In Universale I touch upon both purely sculptural issues, like the form, its synthesis or spatiality, as well as anthropological explorations reaching the beginnings of culture, first depictions of humans and God or writing. I also touch upon issues of contemporary culture – symbolic and material as well as its technological aspect. Universale comes from sheets of paper. From a clear surface that in itself possesses a 3rd dimension, that is not obvious to the average recipient. In an unconscious way, a sheet of paper was and still is a medium of all important ideas, our common history. Symmetry is one of the basic features of reality. It is then not surprising that in a half folded sheet of paper I've discovered the object of our studies – the human body, the image, that is tightly dependent on the rules of symmetry. Instead, through the layout of lines with different lengths and angles, surfaces with different proportions, negative and positive forms, finds its relation to the image of the human.

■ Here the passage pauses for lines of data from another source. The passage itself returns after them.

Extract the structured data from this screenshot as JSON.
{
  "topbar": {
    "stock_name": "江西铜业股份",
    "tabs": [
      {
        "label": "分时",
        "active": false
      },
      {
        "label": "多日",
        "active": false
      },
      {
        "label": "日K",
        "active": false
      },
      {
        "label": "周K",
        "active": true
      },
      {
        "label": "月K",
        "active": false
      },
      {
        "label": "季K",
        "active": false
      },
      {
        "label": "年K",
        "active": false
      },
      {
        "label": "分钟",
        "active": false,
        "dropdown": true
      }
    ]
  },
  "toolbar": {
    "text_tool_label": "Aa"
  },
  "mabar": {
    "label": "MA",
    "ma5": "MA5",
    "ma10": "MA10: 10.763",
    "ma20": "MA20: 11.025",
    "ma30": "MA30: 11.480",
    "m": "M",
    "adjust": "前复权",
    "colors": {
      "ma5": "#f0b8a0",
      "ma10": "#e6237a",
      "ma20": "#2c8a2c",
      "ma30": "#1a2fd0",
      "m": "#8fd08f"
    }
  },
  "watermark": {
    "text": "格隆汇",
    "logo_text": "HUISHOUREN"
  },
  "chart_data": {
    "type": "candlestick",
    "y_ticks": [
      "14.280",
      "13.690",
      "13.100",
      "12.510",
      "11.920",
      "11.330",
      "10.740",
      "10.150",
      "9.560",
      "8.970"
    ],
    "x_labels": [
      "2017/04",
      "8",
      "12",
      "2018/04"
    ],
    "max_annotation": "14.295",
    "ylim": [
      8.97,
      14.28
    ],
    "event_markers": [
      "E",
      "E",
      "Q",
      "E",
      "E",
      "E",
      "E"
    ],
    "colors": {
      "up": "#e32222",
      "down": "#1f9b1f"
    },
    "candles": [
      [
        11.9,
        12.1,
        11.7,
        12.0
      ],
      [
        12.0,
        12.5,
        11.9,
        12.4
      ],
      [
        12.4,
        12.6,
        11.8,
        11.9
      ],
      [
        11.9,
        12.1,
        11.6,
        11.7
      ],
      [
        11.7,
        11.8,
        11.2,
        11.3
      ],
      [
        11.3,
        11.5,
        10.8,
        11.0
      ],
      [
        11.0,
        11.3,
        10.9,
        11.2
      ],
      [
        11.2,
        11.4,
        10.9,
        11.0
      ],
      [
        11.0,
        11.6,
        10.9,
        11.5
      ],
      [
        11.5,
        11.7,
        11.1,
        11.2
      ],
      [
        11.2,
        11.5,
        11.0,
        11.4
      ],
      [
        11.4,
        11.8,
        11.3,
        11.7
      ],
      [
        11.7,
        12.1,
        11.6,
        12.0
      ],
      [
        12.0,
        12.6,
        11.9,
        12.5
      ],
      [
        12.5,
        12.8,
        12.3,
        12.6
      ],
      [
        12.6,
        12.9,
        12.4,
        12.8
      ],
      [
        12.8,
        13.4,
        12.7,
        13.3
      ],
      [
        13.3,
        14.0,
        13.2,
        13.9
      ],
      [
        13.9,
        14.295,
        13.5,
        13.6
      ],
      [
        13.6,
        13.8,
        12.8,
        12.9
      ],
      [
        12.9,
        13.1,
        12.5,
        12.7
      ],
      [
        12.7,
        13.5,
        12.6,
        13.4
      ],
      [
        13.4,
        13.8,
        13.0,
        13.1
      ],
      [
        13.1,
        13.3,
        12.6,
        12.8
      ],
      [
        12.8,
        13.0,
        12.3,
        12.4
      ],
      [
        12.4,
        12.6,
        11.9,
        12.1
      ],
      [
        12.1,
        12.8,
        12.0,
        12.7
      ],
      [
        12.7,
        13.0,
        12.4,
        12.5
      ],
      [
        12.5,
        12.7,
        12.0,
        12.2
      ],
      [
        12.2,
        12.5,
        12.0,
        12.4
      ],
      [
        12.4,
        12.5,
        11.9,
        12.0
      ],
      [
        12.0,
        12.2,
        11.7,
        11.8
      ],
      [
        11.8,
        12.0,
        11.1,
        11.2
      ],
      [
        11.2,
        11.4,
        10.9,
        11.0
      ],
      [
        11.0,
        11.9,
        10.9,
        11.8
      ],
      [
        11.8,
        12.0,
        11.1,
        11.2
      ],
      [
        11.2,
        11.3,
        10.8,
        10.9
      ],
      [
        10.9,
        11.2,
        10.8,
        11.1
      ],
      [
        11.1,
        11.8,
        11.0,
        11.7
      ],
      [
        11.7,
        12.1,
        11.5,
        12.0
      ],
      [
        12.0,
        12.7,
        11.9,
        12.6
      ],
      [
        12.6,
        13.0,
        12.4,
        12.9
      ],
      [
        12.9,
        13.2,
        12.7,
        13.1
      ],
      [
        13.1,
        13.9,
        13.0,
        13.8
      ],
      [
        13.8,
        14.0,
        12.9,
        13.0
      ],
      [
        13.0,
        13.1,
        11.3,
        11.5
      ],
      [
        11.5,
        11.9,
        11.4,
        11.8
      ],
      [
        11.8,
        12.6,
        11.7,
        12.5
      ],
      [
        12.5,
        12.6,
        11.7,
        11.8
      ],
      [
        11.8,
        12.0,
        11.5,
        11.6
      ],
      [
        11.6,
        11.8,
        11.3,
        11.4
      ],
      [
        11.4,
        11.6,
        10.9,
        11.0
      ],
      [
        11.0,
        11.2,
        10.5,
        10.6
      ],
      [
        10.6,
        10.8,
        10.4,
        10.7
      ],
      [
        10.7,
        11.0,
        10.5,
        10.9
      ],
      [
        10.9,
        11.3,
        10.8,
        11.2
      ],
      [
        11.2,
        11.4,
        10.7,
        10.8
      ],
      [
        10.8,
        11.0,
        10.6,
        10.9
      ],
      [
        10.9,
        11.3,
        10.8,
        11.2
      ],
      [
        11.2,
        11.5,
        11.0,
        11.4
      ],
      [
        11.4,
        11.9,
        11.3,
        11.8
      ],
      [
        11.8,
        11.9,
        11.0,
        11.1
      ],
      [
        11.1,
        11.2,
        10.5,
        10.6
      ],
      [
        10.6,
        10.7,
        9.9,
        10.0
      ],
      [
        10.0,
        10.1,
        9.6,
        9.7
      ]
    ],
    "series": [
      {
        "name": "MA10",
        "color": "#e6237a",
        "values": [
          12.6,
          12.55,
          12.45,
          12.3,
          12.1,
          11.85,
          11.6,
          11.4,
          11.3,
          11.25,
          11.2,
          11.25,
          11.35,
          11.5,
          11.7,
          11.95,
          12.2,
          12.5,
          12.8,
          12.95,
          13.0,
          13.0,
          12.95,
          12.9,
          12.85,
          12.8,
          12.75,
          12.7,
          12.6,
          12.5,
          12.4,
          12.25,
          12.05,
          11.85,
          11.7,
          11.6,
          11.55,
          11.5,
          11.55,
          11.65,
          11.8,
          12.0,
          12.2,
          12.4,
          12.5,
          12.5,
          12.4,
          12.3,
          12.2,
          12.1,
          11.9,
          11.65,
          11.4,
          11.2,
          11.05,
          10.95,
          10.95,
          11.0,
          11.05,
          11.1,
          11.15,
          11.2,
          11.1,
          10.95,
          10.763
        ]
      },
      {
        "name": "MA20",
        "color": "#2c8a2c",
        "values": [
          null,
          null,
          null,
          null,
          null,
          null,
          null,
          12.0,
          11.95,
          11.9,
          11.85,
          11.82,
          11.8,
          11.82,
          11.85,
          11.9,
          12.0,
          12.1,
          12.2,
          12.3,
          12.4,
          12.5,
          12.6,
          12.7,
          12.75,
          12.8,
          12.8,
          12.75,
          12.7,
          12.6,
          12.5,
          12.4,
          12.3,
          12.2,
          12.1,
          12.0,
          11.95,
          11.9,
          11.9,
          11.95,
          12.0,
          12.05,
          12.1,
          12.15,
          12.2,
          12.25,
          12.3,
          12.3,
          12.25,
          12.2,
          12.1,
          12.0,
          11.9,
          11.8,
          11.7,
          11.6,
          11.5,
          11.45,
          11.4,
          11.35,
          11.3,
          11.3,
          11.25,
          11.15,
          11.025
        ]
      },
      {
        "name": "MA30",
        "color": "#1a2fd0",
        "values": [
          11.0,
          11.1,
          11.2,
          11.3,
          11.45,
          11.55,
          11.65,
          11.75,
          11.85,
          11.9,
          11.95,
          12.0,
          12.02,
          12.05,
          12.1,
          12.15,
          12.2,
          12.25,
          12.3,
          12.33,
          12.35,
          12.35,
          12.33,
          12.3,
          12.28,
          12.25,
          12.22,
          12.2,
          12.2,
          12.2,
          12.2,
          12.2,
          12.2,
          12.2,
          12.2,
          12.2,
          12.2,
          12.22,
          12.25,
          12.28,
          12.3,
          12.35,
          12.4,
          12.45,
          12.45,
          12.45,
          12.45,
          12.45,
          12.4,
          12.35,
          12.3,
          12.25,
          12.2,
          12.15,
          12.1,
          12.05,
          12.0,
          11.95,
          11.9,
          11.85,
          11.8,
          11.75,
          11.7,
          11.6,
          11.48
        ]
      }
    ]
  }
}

Simple, abstracted from human depiction of sculpture, where far-fetched synthesis of form is not as usual a target but rather a starting point – that is a clear, rectangular sheet of paper. Simultaneously the whole idea touches upon relations of flat/spatial, where form in opposition to relief, is not supposed to imitate the depth of space, but in its flatness find strong qualities of spatial object.
Through this work I'm talking about the basic features of culture. These simple forms, universal images of humans are for me like the first depictions made by men at the beginning of culture, when sacrum was resulting from the need of systematizing the world. In this sense, Universale possesses the element of sacrum-like figurines of Venus or creations of megalithic cultures.
Simplified, synthetic form of sculptures and the anthropological track of depicting universal images relating to humans in a character of sacrum was the reason why I’ve chosen a 3 meters scale for my works. My aim was to create sculptures, which with the use of current materials and technological capabilities will relate to archaic artistic form. It is equally important for me to utilize tools and materials available today. Struggling with a hard master of metal and forming it with industrial technology is for me a traditional sculptural gesture as much as shaping clay with your hands or wood with a chisel.